In [None]:
%load_ext autoreload
%autoreload 2

In [None]:
import multiprocessing as mp
from multiprocessing import Process, Pool
import pycorenlp
import pandas as pd
from pandas.io.json import json_normalize

# Majority of code for this assignment located in pdfscrape and cityscrape folders
from pdfscrape import pdf_pipeline_ns
from cityscrape import scrape

# LSDM Assignment 2

## Project Summary

PDF documents on municipal government websites hold lots of information, though are also used for paper-based processes that allow residents and constituents to download and print the PDF form. This project is the beginning of parrellizing the process of identifying, scraping, and eventually classifying PDF documents in order to find the PDF forms in what is often a large haystack of PDFs. For this project, who main components have been developed:  
- Parrallelized web crawler to collect PDF URLs
- Parrellelized PDF scraper which also hits a Stanford CoreNLP Service running in an AWS EC2 instance

### Parrellized Web Crawler
The web crawler starts crawling from a single web page, collects all URLs on the page, and puts them into a queue. The next URL is then pulled from the queue, and again, each of the URLs on that second page get put into the queue. If allowed to complete, all of the URLs in the queue would be visited on a First In First Out basis. The web crawler has a few key features:
- limiting domain: Ability to limit visiting and scraping of a web page to a given domain
- limiting path: Ability to limit visiting and scraping of a web page to any URL with a given string in the web address (example: only visit URLs with '/dept/finance/' in the URL).
- number of pages: Limit the number of pages to be visited and scraped. The full scope of URLs collected can easily grow out of control.

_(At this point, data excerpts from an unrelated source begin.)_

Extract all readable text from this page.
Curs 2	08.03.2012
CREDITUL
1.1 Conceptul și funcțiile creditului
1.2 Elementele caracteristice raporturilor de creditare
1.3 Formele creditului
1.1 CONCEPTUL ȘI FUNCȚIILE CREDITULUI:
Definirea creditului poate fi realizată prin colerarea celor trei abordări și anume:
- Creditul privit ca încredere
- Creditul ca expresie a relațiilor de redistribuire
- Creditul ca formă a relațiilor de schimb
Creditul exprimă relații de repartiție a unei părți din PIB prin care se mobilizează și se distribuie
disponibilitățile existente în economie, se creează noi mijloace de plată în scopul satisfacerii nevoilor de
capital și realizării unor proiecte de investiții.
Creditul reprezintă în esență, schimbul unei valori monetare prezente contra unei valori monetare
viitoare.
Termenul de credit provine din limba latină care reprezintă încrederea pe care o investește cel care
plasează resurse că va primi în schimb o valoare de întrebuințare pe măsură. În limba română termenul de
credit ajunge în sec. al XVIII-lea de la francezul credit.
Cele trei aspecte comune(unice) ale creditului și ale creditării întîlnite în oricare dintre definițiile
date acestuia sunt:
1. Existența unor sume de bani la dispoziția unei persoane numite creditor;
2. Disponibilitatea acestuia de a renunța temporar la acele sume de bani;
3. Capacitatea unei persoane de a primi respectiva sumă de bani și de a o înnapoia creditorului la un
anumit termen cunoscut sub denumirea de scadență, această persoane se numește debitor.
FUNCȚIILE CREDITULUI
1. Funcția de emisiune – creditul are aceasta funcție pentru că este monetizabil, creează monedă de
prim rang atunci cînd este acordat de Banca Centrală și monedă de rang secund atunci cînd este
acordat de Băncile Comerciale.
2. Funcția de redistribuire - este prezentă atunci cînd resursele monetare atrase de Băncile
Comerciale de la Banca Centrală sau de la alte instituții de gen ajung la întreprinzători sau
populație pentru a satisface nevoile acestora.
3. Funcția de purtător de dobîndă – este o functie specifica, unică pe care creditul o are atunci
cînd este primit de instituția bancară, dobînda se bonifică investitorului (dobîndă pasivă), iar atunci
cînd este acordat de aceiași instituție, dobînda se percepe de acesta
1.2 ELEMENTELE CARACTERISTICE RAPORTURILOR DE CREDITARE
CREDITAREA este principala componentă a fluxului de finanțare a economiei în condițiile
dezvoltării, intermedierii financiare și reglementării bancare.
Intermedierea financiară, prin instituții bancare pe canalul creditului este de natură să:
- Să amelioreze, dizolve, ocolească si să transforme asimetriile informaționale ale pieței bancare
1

See source code: https://github.com/vidal-anguiano/LSDM-Assignment-2/blob/master/cityscrape/scrape.py

### Parrellized PDF Scraper
The parallelized webscraper takes PDF URLs from the shared mp.Queue, pdflink_q (see below) as soon as one is made available by the web crawller. The PDF scraper can take several parameters which allow the user to specify the max number of pages to scrape from the PDF and an ability to scrape a subset of random pages from the PDF. This functionality was created so that, when dealing with especially large PDF documents, features could still be generated from the pages deep in a PDF document without limiting the scrape to the first couple of pages in a PDF document. In the next stage of development, where a classifier is built to separate forms from non-forms, this functionality will be great for feature generation. 

See source code: https://github.com/vidal-anguiano/LSDM-Assignment-2/blob/master/pdfscrape/pdf_pipeline_ns.py



### Use of Stanford CoreNLP
In this initial iteration, I demonstrate the ability to take text and run it through Stanford CoreNLP. The outputs generated from hitting the CoreNLP server are data on the named entities in the text. For future iterations, CoreNLP will be used heavily for further feature generation to be used in classifying PDFs. 

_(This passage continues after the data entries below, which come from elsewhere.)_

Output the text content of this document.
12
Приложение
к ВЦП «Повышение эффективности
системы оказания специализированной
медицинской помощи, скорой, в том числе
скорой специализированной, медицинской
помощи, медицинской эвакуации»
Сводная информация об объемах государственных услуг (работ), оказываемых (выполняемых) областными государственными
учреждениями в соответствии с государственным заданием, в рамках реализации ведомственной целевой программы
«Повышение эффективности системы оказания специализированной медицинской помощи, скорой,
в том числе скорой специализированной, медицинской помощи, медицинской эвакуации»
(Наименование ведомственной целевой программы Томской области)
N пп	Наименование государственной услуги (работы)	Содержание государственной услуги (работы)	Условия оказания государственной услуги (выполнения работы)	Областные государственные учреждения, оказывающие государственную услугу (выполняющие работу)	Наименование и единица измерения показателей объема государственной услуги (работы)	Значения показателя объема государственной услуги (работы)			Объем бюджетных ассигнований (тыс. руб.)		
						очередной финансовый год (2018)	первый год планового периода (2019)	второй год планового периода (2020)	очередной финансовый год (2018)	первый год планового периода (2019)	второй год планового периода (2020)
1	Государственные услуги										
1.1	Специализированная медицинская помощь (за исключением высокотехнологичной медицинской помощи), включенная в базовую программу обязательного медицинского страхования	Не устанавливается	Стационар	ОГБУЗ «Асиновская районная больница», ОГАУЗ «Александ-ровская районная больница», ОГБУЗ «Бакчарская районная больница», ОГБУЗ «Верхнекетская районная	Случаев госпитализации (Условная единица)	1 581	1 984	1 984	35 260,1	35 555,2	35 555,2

Instantiate connection to running Stanford CoreNLP server. The PyCoreNLP package offers a wrapper on the Stanford CoreNLP API.

In [None]:
# nlp = pycorenlp.StanfordCoreNLP("http://ec2-18-234-241-82.compute-1.amazonaws.com:9000")
nlp = pycorenlp.StanfordCoreNLP("http://localhost:9000")

Each of the below mp.Queue() instances are either used in this implementation or built now for future implementation. Notes on each one are provided below.

In [None]:
tovisit_q = mp.Queue()  # Stores the URLs that are to be visited on a FIFO basis

writeto_q = mp.Queue()  # NOT IMPLEMENTED - eventually will be used to hold data that is to later be written by
                        # another process
    
faildrd_q = mp.Queue()  # Stores the URLs that are dead or were not reached

pdflink_q = mp.Queue()  # Stores links to PDF files to be scraped

visited_qs = mp.Queue() # Stores a Set that is shared by all Processes and used for keeping track of the pages 
visited_qs.put(set())   # that have been visited in order to prevent putting URLs into the queue when they've 
                        # already been visited.

tovisit_qs = mp.Queue() # Similar to the visited_qs, this queue holds a Set of the URLs that are already in the
tovisit_qs.put(set())   # queue and prevents them from being added again.

**SKIP_URL** is used to provide a set of strings that, if found in a URL, will cause the URL to be ignored and the page will not be visited.

**w** instantiates a WebScrape object which takes the above mp.Queue() objects in addition to a URL so start the scrape from and a limiting domain (lmt_doma), which ignores any URL that is not in the limiting domain.

**arr** and **arr2** set the arguments for the fuction that scrapes the PDFs found on the City of Chicago website. Each of the parameters for the `scrape_pdfs` function are as follows (can also be seen in function docstring:
- pdflink_q: Described above
- maxpages: Maximum number of pages to be scraped from any given PDF
- base: Number of pages to be scraped from the beginning of a PDF
- random_sample: Number of pages to be scraped randomly from the entire PDF
- to_scrape: Number of PDF documents to scrape from those identified on the City of Chicago website
- scrape_file: Name of file where outputs are to be stored.
- final: Boolean to indicate which of the processes is running last so that the mp.Queue() object can be flushed before p.join() is run (will hang otherwise).
- nlp: Connection to running Stanford CoreNLP Server

In [None]:
SKIP_URL = ['department', 'spec', 'council', 'please', '311', 'phone', 'press', 'release']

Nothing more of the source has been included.